Et moi, je ne la repousse pas.

Pas parce qu’elle me touche.

Mais parce que je ne sais pas quoi faire d’autre.

Mon regard glisse vers Kaïla. Elle est là, un peu en retrait. Le dos droit, mais tendu comme une corde trop tirée. Elle tente de m’ignorer, je le vois. Mais chaque fois que je tourne la tête, elle est là. Elle me sent, même si elle refuse de me regarder.

Le lien est là. Incassable.

Et pourtant, je suis figé.

Parce que ce lien me terrifie. Parce que je ne sais pas si j’ai le droit de le vouloir. Parce que je ne suis peut-être pas assez fort pour en être digne.

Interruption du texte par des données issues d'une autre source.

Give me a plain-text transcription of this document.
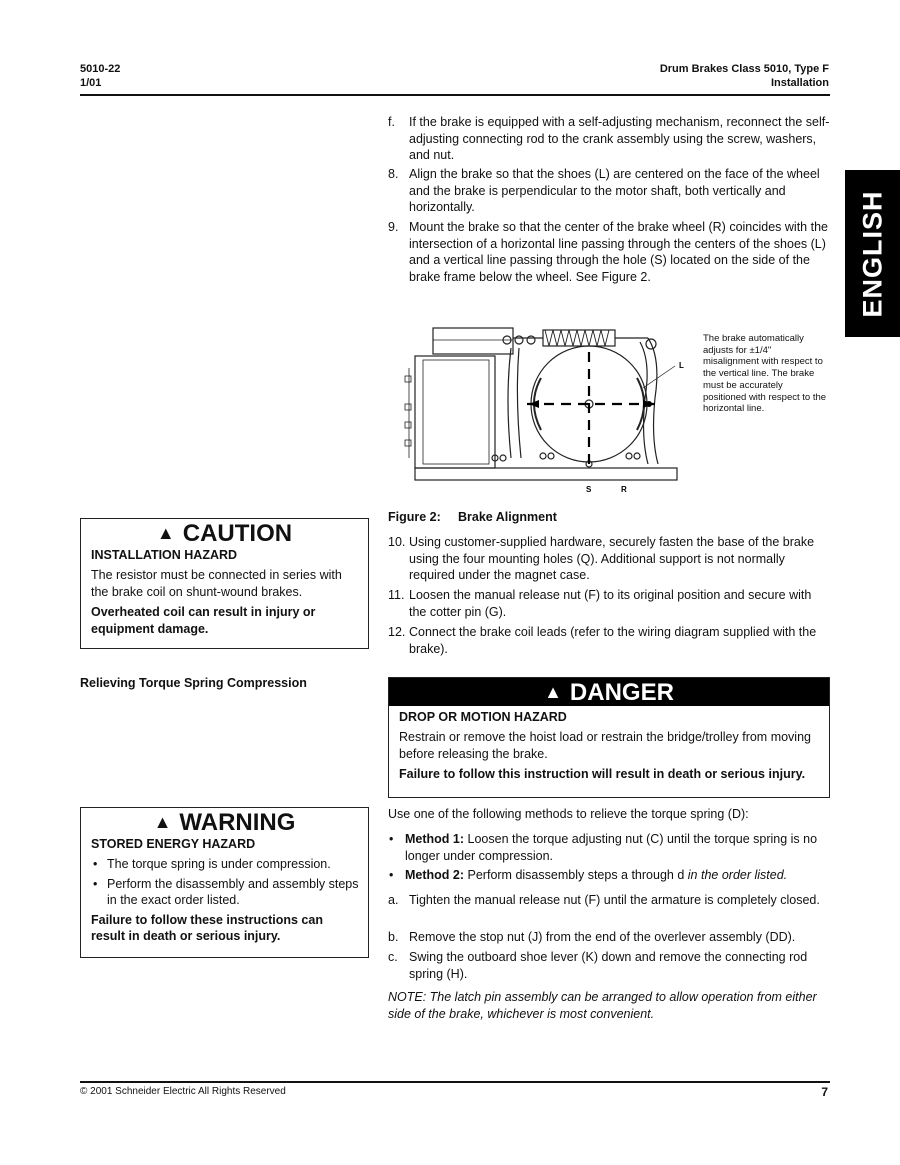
5010-22
1/01
Drum Brakes Class 5010, Type F
Installation
ENGLISH
f. If the brake is equipped with a self-adjusting mechanism, reconnect the self-adjusting connecting rod to the crank assembly using the screw, washers, and nut.
8. Align the brake so that the shoes (L) are centered on the face of the wheel and the brake is perpendicular to the motor shaft, both vertically and horizontally.
9. Mount the brake so that the center of the brake wheel (R) coincides with the intersection of a horizontal line passing through the centers of the shoes (L) and a vertical line passing through the hole (S) located on the side of the brake frame below the wheel. See Figure 2.
L
S	R
The brake automatically adjusts for ±1/4" misalignment with respect to the vertical line. The brake must be accurately positioned with respect to the horizontal line.
Figure 2: Brake Alignment
10. Using customer-supplied hardware, securely fasten the base of the brake using the four mounting holes (Q). Additional support is not normally required under the magnet case.
11. Loosen the manual release nut (F) to its original position and secure with the cotter pin (G).
12. Connect the brake coil leads (refer to the wiring diagram supplied with the brake).
▲ CAUTION
INSTALLATION HAZARD

The resistor must be connected in series with the brake coil on shunt-wound brakes.

Overheated coil can result in injury or equipment damage.

Relieving Torque Spring Compression	▲ DANGER
DROP OR MOTION HAZARD

Restrain or remove the hoist load or restrain the bridge/trolley from moving before releasing the brake.

Failure to follow this instruction will result in death or serious injury.

▲ WARNING
STORED ENERGY HAZARD
• The torque spring is under compression.
• Perform the disassembly and assembly steps in the exact order listed.

Failure to follow these instructions can result in death or serious injury.

Use one of the following methods to relieve the torque spring (D):
• Method 1: Loosen the torque adjusting nut (C) until the torque spring is no longer under compression.
• Method 2: Perform disassembly steps a through d in the order listed.
a. Tighten the manual release nut (F) until the armature is completely closed.
b. Remove the stop nut (J) from the end of the overlever assembly (DD).
c. Swing the outboard shoe lever (K) down and remove the connecting rod spring (H).
NOTE: The latch pin assembly can be arranged to allow operation from either side of the brake, whichever is most convenient.
© 2001 Schneider Electric All Rights Reserved	7
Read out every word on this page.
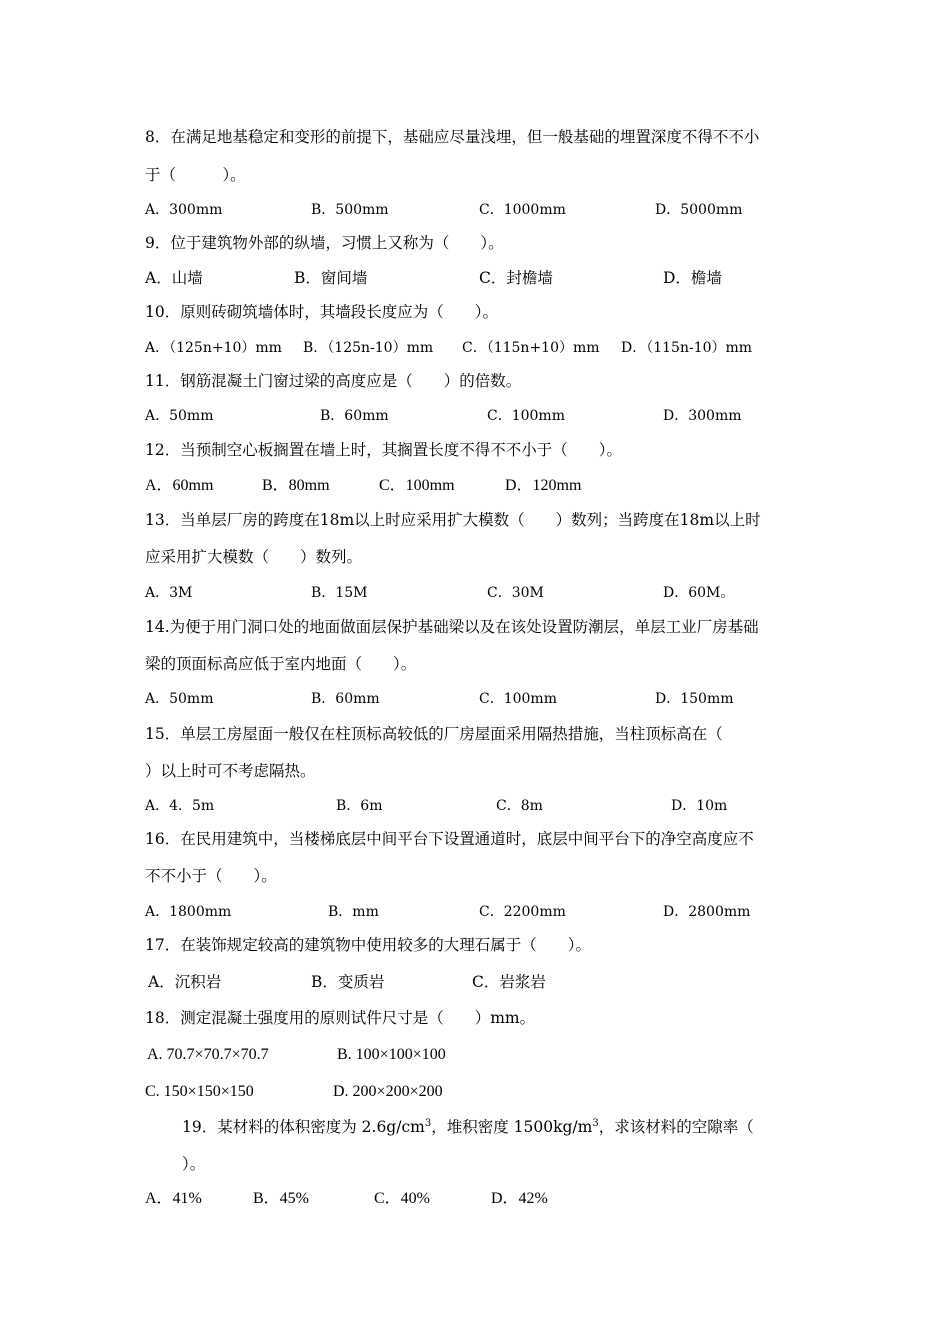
8．在满足地基稳定和变形的前提下，基础应尽量浅埋，但一般基础的埋置深度不得不不小
于（　　　）。
A．300mm	B．500mm	C．1000mm	D．5000mm
9．位于建筑物外部的纵墙，习惯上又称为（　　）。
A．山墙	B．窗间墙	C．封檐墙	D．檐墙
10．原则砖砌筑墙体时，其墙段长度应为（　　）。
A．（125n+10）mm B．（125n-10）mm C．（115n+10）mm D．（115n-10）mm
11．钢筋混凝土门窗过梁的高度应是（　　）的倍数。
A．50mm	B．60mm	C．100mm	D．300mm
12．当预制空心板搁置在墙上时，其搁置长度不得不不小于（　　）。
A．60mm	B．80mm	C．100mm	D．120mm
13．当单层厂房的跨度在18m以上时应采用扩大模数（　　）数列；当跨度在18m以上时
应采用扩大模数（　　）数列。
A．3M	B．15M	C．30M	D．60M。
14.为便于用门洞口处的地面做面层保护基础梁以及在该处设置防潮层，单层工业厂房基础
梁的顶面标高应低于室内地面（　　）。
A．50mm	B．60mm	C．100mm	D．150mm
15．单层工房屋面一般仅在柱顶标高较低的厂房屋面采用隔热措施，当柱顶标高在（
）以上时可不考虑隔热。
A．4．5m	B．6m	C．8m	D．10m
16．在民用建筑中，当楼梯底层中间平台下设置通道时，底层中间平台下的净空高度应不
不不小于（　　）。
A．1800mm	B．mm	C．2200mm	D．2800mm
17．在装饰规定较高的建筑物中使用较多的大理石属于（　　）。
A．沉积岩	B．变质岩	C．岩浆岩
18．测定混凝土强度用的原则试件尺寸是（　　）mm。
A. 70.7×70.7×70.7	B. 100×100×100
C. 150×150×150	D. 200×200×200
19．某材料的体积密度为 $2.6g/cm^3$，堆积密度 $1500kg/m^3$，求该材料的空隙率（
）。
A．41%	B．45%	C．40%	D．42%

Avec Aisha, c’est simple. C’est le monde tel qu’il a toujours été. Le pouvoir, l’alliance, la force. Elle serait une reine parfaite.

Mais Kaïla… elle est l’évidence douloureuse. Le miroir de ce que je ne contrôle pas.

Et ça me paralyse.

Kaïla

Les tambours résonnent.

On m’appelle. Pour le rite. Pour le passage. Pour mes dix-huit ans.

Mon souffle se bloque.

Je me lève, droite, glacée de l’intérieur. Ma gorge est sèche. Mon cœur tape trop fort. Je passe devant eux.

Et je sens leurs regards.

Aisha, moqueuse.

Et Aric…

Je n’ose pas le regarder. Je sais que s’il me regarde vraiment, je vais m’effondrer.

Je continue. Je ne tremble pas. Pas devant eux.

Même si je meurs un peu à chaque pas.

Aric

Elle passe . Elle est belle dans cette lumière pâle. Belle sans s’en rendre compte. Elle ne cherche pas à séduire. Elle ne sait même pas qu’elle attire.

Elle est simplement elle. Vraie. Brisée. Infiniment forte dans son silence.

Elle ne me regarde pas.

Et je le sens, dans mon ventre. Comme un vide que rien ne comble.

Je reste là, à côté d’Aisha.

Je ne sais pas pourquoi je me comporte ainsi . Mon loup est fâché , il faut que je la revandique .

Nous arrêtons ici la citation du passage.